The Angelina Ballerina books form a series of stories about the heroine, Angelina (a mouse) and her friends and family (also, unsurprisingly, mice). Although ballet is an important interest, it’s not a feature of every story and in fact is barely mentioned in Angelina’s Birthday by Katharine Holabird (Author) and Helen Craig (Illustrator) (affiliate link). Instead this particular story focuses on the run up to Angelina’s birthday starting with a trip to the village on bikes to get decorations. The books are quite wordy for picture books and also feature incredibly detailed illustrations.
The thing that we noticed (we being me, Smallest and Tigerboy) when we were reading, is the way that the illustrations break the frame. So for example, on the very first page, setting the scene, there’s a beautiful framed picture of the main street of the village with mice pottering about, and Alice and Angelina on bikes riding into the frame.
This device crops up throughout the book although there are also full, double page, illustrated spreads, resplendent in detail.

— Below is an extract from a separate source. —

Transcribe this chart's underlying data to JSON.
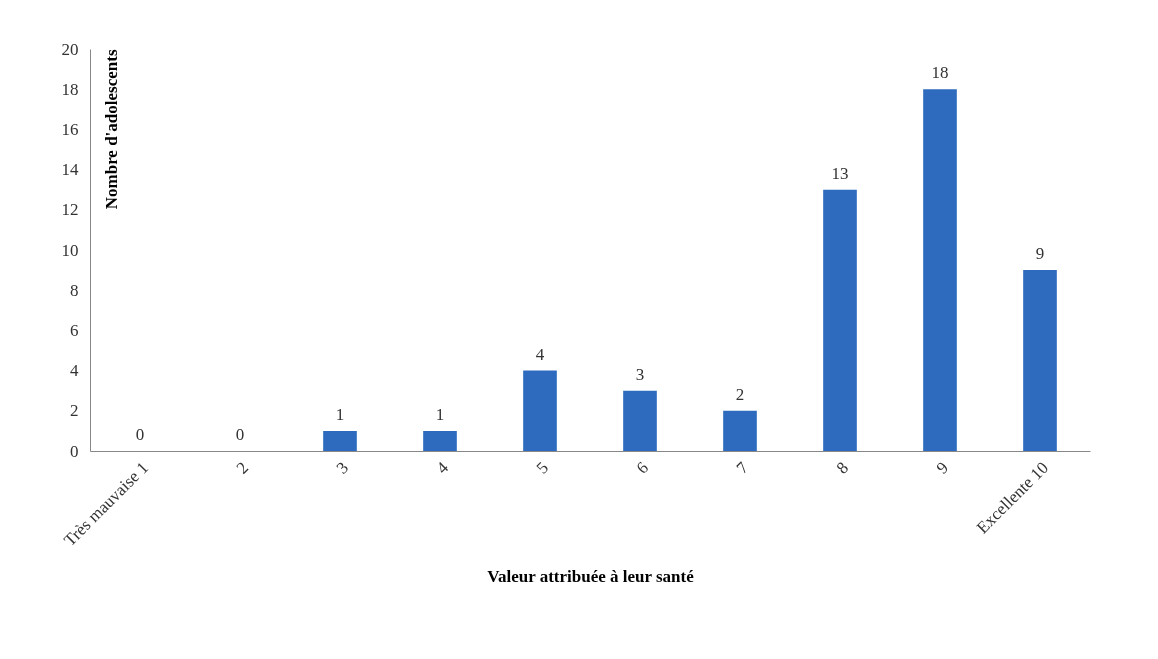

Breaking the frame somehow adds immediacy to the story, drawing the reader in to events, as in the third illustration where the “big rock” as described in the words is so large that it edges out of the picture.

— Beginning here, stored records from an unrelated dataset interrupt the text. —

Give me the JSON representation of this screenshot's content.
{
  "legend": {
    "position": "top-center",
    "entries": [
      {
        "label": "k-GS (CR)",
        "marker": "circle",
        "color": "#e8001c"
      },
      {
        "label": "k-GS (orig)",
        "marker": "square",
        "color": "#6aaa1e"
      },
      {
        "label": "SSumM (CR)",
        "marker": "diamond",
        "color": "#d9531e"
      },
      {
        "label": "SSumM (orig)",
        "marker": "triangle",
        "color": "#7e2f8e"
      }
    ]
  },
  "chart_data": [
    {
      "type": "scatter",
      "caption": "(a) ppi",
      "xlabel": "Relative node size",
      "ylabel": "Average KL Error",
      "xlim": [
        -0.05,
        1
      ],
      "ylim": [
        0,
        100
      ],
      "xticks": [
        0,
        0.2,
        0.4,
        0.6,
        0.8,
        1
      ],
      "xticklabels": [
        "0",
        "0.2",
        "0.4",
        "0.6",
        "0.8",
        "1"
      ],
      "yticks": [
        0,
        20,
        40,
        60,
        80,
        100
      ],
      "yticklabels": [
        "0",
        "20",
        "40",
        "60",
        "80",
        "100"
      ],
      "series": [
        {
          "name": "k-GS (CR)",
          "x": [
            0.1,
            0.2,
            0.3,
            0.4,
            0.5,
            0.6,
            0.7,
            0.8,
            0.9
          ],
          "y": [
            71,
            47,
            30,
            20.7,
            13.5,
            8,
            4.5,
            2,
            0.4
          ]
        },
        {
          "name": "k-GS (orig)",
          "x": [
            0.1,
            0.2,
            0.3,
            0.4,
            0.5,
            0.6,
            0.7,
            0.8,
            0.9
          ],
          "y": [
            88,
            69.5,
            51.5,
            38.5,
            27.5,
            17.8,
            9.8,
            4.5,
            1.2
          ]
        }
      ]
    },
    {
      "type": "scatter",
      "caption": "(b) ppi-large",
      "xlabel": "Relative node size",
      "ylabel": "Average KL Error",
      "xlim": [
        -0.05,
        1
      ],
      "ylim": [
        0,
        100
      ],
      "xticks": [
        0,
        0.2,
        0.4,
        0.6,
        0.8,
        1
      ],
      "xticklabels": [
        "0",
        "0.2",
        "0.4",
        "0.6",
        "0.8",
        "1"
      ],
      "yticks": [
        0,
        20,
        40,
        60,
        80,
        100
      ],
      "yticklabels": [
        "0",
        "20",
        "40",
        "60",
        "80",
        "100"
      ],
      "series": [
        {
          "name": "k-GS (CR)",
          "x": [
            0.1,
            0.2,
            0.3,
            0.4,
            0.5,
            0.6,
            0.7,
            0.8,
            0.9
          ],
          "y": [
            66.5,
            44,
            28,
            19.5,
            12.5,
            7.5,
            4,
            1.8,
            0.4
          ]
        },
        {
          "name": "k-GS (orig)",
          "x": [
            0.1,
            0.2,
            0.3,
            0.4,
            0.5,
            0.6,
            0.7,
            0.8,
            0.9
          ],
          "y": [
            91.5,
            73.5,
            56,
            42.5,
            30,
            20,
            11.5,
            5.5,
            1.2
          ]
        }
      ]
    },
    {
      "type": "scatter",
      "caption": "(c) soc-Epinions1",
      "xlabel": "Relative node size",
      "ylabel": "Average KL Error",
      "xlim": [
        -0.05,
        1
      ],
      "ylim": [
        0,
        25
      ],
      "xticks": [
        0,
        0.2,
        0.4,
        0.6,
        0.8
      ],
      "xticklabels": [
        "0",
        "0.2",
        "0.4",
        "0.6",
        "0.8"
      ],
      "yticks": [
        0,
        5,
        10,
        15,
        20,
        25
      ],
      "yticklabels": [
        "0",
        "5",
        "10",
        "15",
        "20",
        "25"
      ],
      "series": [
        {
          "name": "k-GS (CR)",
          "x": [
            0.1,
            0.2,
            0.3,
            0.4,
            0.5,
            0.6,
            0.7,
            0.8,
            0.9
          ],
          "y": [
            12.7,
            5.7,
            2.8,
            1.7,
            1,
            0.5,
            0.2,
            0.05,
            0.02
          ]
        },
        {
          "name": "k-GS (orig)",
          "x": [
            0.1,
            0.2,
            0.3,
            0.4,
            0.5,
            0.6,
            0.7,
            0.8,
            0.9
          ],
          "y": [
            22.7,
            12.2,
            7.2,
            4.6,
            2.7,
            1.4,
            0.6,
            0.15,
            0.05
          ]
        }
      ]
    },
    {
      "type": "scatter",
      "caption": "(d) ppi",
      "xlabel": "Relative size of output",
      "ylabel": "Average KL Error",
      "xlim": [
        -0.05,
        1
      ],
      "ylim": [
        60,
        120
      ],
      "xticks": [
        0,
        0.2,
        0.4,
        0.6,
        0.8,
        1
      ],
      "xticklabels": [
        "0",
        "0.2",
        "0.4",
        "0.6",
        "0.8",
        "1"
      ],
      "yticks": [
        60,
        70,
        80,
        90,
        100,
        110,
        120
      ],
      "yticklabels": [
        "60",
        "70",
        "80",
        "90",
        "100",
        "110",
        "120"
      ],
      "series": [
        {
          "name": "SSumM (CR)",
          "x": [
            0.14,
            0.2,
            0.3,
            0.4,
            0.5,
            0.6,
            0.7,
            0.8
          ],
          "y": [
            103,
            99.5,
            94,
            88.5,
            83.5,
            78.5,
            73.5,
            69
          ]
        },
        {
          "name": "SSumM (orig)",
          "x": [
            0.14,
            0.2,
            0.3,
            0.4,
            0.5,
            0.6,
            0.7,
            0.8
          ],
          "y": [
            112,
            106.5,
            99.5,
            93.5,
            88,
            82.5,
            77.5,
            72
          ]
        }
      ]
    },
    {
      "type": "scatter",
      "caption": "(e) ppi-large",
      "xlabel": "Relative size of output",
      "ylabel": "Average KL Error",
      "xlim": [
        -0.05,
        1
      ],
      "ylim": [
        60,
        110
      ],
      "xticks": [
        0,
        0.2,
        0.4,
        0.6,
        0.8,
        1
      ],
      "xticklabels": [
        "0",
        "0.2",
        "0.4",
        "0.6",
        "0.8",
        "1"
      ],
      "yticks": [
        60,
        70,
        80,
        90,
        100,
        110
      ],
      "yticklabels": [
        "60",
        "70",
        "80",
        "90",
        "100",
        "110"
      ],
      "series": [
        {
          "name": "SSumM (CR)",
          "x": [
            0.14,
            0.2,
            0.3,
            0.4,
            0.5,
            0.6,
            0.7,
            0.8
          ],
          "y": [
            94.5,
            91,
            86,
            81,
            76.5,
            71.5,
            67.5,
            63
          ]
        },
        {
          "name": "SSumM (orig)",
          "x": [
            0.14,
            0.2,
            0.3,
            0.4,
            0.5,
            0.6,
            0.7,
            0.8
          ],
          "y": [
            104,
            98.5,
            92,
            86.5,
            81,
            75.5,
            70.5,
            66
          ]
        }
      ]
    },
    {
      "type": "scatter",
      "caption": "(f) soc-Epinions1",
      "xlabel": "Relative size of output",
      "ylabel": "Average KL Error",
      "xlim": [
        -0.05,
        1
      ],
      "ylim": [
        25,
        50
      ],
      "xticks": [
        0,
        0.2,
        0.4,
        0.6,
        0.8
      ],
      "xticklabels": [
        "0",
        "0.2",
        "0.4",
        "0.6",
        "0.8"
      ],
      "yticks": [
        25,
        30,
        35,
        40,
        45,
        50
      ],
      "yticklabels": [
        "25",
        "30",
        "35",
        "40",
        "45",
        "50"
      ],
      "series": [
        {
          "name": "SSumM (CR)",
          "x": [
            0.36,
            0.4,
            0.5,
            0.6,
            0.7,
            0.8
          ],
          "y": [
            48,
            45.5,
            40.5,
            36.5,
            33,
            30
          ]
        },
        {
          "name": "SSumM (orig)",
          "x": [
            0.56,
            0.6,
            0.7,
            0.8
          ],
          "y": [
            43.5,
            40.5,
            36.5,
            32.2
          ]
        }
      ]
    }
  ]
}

The children’s favourite though is the following page, where the force of the impact with the rock fires Angelina right out of the picture she’s in, across the double page, to land in a heap in the picture opposite.

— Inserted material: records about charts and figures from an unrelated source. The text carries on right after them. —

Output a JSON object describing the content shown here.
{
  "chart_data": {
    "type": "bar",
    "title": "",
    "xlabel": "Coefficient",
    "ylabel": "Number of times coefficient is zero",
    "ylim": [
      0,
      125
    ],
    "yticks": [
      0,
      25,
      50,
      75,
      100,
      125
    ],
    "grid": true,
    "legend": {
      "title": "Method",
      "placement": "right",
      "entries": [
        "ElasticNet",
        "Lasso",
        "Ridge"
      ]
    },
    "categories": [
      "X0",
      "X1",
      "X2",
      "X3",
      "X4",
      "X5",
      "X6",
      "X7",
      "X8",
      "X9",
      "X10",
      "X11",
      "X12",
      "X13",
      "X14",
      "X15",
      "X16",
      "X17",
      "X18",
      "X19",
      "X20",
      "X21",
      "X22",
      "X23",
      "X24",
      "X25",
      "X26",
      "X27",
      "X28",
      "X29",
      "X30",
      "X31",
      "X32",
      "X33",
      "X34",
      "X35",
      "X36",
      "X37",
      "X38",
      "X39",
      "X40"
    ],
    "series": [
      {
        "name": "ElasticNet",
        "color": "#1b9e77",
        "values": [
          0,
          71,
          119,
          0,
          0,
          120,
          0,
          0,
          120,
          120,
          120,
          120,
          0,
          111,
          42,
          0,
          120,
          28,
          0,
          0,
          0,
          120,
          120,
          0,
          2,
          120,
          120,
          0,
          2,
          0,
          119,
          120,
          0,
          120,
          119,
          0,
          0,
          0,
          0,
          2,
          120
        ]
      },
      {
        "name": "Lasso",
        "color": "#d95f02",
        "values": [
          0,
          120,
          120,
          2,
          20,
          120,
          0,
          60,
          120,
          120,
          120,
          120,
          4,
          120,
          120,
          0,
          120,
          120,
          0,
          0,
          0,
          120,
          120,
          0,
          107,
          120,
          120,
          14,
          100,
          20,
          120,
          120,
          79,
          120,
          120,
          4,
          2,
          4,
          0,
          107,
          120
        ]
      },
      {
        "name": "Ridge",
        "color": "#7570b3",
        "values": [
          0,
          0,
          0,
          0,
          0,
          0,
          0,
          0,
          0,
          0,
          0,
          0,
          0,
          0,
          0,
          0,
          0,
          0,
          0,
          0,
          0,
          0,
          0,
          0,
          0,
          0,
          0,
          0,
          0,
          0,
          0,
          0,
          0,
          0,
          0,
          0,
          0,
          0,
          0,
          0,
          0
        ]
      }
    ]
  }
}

(We had to read this page several times and carefully trace the trajectory of poor Angelina’s flight!)
The different styles of pictures throughout the book interact with the words to keep the story moving along. So little images for each day of the week take us through 5 days of story right up to the several fully illustrated pages that bring the story to its climax.
Again, important elements of the narrative are highlighted with pictorial elements breaking out of the frame, Henry below the line of the rest of the drawing in his own little patch of floor, leaping excitedly.
And I particularly love the end plate, the two friends who began the story on their bikes, finishing it the same way.
Up until today, I’ve not been an Angelina fan. But that was seeing it on TV, and somehow there’s a level of detail lost in the animation, and it’s the type of picture/ word interaction I’ve detailed in this review. Hopefully what I’ve learned from this is that it’s worth taking a second look, just in case, at pretty much everything.